Could juicing be detrimental for digestion? We think so – most juice (even with pulp) contains negligible fibre. Consider the orange: one orange contains 62 Calories and 2.3 g of fibre, while 1/2 cup of juice gives your roughly the same calories BUT 0.4 g of fibre. Given that inadequate fibre is linked to an increased risk of nearly every digestive disorder (see our Make Fibre Your Friend) and even a month-long gluten-free diet reduces beneficial gut bacteria (3), we’d say short term juice cleanses are not the ticket to better digestion, likely just the opposite. That’s why some juice diets suggest taking a laxative concurrently… no, thank you.
4. Eliminating Toxins
Sigh… those toxins again! Your body has built-in mechanisms to clear toxins. It dedicates one of the largest organs to of the body to that cause. What would your liver do otherwise? Sorry, but juicing is not going to clear toxins from your body – whatever those vague toxins may be.
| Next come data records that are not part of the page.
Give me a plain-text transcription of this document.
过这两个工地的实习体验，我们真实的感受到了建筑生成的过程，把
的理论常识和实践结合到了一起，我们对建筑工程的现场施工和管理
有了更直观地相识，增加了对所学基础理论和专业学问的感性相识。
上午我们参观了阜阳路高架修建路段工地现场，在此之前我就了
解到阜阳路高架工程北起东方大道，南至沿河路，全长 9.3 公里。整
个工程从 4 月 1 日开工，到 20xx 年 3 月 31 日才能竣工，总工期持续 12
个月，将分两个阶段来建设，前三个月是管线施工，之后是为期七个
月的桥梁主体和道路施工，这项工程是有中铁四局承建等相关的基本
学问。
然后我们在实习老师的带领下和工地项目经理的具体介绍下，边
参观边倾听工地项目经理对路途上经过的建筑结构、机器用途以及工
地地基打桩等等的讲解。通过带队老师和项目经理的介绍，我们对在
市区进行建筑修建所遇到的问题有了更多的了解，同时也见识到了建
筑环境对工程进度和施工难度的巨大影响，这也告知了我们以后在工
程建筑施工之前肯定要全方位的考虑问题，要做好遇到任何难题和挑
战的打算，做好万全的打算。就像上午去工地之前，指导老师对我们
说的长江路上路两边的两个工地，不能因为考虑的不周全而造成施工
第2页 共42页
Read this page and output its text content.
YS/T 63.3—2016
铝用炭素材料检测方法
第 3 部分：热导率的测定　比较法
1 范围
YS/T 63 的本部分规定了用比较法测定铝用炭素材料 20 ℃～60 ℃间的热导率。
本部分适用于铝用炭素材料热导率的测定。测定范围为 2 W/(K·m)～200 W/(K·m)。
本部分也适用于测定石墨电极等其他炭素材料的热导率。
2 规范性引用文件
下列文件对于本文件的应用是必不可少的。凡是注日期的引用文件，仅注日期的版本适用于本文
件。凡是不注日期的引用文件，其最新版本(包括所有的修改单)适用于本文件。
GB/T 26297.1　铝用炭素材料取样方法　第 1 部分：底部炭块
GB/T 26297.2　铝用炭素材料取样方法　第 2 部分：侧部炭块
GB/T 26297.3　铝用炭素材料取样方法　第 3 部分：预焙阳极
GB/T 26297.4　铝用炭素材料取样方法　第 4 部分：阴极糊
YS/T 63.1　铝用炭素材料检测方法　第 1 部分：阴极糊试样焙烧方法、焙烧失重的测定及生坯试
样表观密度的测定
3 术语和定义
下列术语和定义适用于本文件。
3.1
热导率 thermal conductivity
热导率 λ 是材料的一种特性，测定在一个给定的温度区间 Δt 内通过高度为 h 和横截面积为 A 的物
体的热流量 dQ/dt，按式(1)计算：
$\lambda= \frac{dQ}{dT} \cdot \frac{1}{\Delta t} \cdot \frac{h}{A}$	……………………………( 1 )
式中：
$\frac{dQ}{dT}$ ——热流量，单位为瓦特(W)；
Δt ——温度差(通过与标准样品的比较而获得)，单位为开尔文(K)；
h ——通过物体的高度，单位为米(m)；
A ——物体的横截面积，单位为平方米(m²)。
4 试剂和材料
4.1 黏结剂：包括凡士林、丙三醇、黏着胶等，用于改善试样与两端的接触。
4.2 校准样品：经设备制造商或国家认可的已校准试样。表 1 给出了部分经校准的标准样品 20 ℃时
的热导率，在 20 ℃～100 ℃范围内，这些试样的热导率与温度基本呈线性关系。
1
We have yet to see any scientific proof that blending your vegetables in any way increases toxin clearance. As for the laxatives and diuretics sometimes recommended, they are not going to be effective at reducing toxins either. Any toxins in your gastrointestinal tract will likely be absorbed and stored in your fat cells. Diuretics won’t help. If you really want to minimize toxins consider your food choices and eat low mercury fish, avoid BPA and choose pesticide-free produce.
No Baloney’s advice? A smoothie once in a while can be a healthy choice. They can provide great recovery nutrition for athletes (check out some of Kristin’s recovery smoothie recipes) and quick and nutritious options if you are on the run. Moderation is key though.
A diet based purely on juice is not going to be healthy no matter how much kale you add! Juice cleanses resulting in excessive intakes could be down right dangerous – as seen in this case study where they caused kidney failure (4). Not to mention they are expensive. They may also promote an unhealthy attitude towards whole foods and disordered eating as one reporter suggests.